The menus, buttons, and labels that appear in help dialogs should also be displayed in the user's native language. To enable this, Help dialogs read such strings from a message catalog named DtHelp.cat.

The message catalog source file, DtHelp.msg, contains strings for menus, buttons, and messages. If the language you need is not supplied, you must translate the sample message catalog (/usr/dt/dthelp/nls/C/DtHelp.msg) and then use the gencat command to create the run-time message catalog file. See "To Create a Message Catalog"for instructions.
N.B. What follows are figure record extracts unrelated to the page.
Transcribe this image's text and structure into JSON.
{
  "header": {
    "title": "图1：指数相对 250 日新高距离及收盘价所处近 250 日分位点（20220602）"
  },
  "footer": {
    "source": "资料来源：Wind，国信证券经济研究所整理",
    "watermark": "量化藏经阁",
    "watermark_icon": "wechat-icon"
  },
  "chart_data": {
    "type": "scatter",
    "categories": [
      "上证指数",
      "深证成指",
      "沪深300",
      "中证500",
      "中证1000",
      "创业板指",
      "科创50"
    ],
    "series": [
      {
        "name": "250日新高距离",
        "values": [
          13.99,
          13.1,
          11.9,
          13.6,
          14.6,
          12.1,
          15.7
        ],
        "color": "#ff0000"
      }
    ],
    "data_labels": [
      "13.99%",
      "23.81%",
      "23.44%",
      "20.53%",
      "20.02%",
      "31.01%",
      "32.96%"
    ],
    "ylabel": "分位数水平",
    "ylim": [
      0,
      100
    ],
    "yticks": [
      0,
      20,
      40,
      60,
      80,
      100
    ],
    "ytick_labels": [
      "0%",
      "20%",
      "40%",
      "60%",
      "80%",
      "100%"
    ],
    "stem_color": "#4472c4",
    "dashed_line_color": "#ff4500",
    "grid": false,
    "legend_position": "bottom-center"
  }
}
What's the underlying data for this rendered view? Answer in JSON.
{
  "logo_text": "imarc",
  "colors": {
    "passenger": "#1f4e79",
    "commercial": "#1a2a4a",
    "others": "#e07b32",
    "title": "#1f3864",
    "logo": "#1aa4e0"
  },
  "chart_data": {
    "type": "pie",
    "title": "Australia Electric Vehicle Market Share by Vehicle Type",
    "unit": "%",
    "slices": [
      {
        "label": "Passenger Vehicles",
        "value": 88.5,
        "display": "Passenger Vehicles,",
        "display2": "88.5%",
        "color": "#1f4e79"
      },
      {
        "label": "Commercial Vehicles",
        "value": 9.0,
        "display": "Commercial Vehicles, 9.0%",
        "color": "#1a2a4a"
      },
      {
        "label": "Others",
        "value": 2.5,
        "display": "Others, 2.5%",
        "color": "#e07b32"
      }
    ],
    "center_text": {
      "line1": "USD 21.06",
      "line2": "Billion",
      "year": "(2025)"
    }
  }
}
Refer to your system documentation to determine the correct directory where your new message catalog should be installed.

LANG Environment Variable

The user's LANG environment variable is important for two reasons:

The value of LANG is used to locate the correct help volume.
When a help topic is displayed, the correct fonts and formatting rules are chosen based on the user's LANG variable. This is especially important for Asian languages that have word-wrap rules that are more sophisticated than European and American languages.

helplang.ent File

The helplang.ent file defines text entities used by the Helptag software to determine the default locale and character set for a help volume. See "Locale and Character Set"to learn how to specify a language and character set for your help volume.

The helplang.ent file also defines text entities for default strings such as Note, Caution, and Warning. If you want to override the English strings built into the HelpTag software, copy the file and localize the strings. The file is located in the directory /usr/dt/dthelp/dthelptag.
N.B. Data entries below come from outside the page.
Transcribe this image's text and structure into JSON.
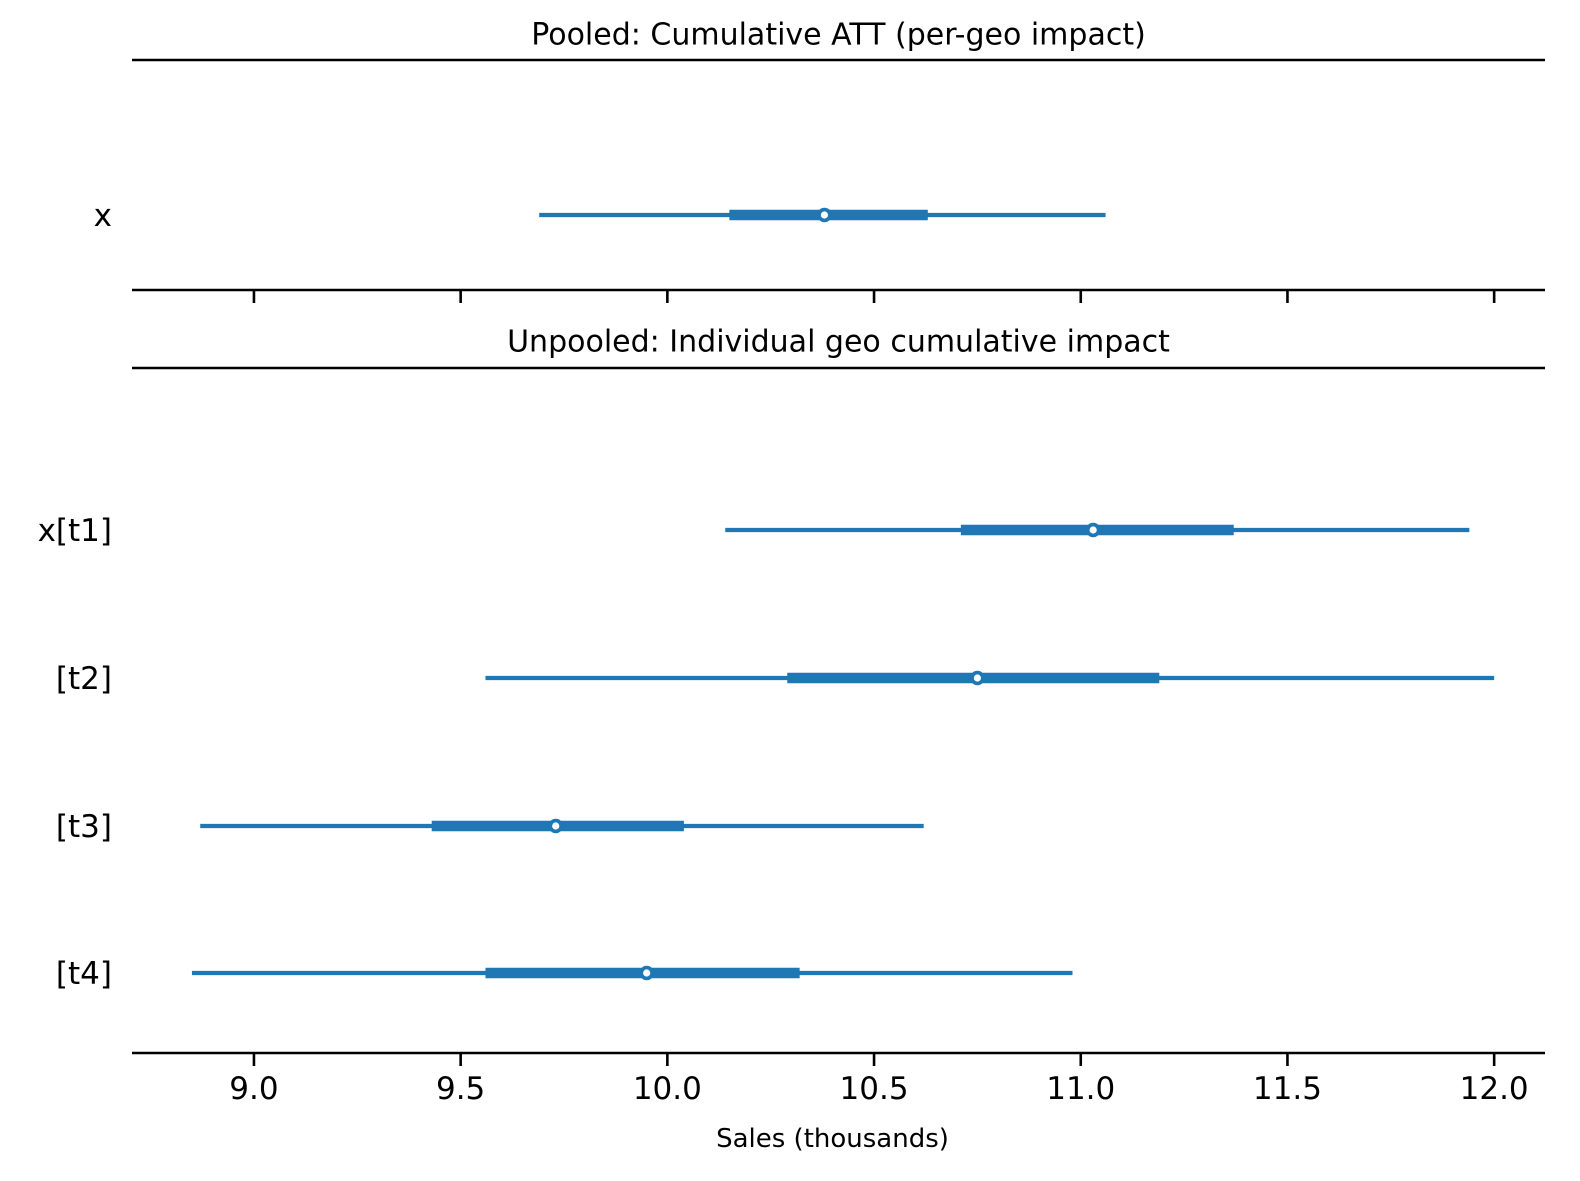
{
  "figure": {
    "background": "#ffffff"
  },
  "chart_data": [
    {
      "type": "forest",
      "title": "Pooled: Cumulative ATT (per-geo impact)",
      "legend": "none",
      "grid": false,
      "rows": [
        {
          "label": "x",
          "ci_low": 9.69,
          "ci_high": 11.06,
          "iqr_low": 10.15,
          "iqr_high": 10.63,
          "median": 10.38
        }
      ]
    },
    {
      "type": "forest",
      "title": "Unpooled: Individual geo cumulative impact",
      "legend": "none",
      "grid": false,
      "rows": [
        {
          "label": "x[t1]",
          "ci_low": 10.14,
          "ci_high": 11.94,
          "iqr_low": 10.71,
          "iqr_high": 11.37,
          "median": 11.03
        },
        {
          "label": "[t2]",
          "ci_low": 9.56,
          "ci_high": 12.0,
          "iqr_low": 10.29,
          "iqr_high": 11.19,
          "median": 10.75
        },
        {
          "label": "[t3]",
          "ci_low": 8.87,
          "ci_high": 10.62,
          "iqr_low": 9.43,
          "iqr_high": 10.04,
          "median": 9.73
        },
        {
          "label": "[t4]",
          "ci_low": 8.85,
          "ci_high": 10.98,
          "iqr_low": 9.56,
          "iqr_high": 10.32,
          "median": 9.95
        }
      ]
    }
  ],
  "axis": {
    "xlabel": "Sales (thousands)",
    "xticks": [
      9.0,
      9.5,
      10.0,
      10.5,
      11.0,
      11.5,
      12.0
    ],
    "xtick_labels": [
      "9.0",
      "9.5",
      "10.0",
      "10.5",
      "11.0",
      "11.5",
      "12.0"
    ],
    "xlim": [
      8.705,
      12.123
    ]
  },
  "colors": {
    "interval": "#1f77b4",
    "marker_fill": "#ffffff",
    "axis": "#000000"
  }
}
Here is an excerpt from the helplang.ent file:

<!ENTITY LanguageElementDefaultLocale          SDATA "C.ISO-8859-1">
 <!ENTITY NoteElementDefaultHeadingString       SDATA "NOTE">
 <!ENTITY CautionElementDefaultHeadingString    SDATA "CAUTION">
 <!ENTITY WarningElementDefaultHeadingString    SDATA "WARNING">
 <!ENTITY ChapterElementDefaultHeadingString    SDATA "Chapter">
 <!ENTITY FigureElementDefaultHeadingString     SDATA "Figure">
 <!ENTITY GlossaryElementDefaultHeadingString   SDATA "Glossary">
 .
 .
 .

Formatting Tables

A multibyte language, such as Japanese or Chinese, requires a formatting table. This table specifies a list of characters that cannot start a line and those characters that cannot end a line. When help files are processed, the formatting table ensures that lines wrap correctly. "Creating a Formatting Table"explains how to create a new table or edit the sample table provided in the Help Developer's Kit.

Font Schemes

One of the primary functions of the HelpTag software is to convert your marked-up files into a run-time format that the Help System understands. Text is formatted by specifying particular attributes such as type family, size, slant, and weight. A font scheme is simply a name, like an alias, that the Help System uses to assign fonts to HelpTag elements such as heads, procedures, lists, and so forth. It provides a way to map a group of text attributes used by the Help System with specific fonts.

Applications that use the standard Common Desktop Environment fonts do not need to define additional font resources. If your application relies on a different set of fonts, you must create and add a font scheme to your application.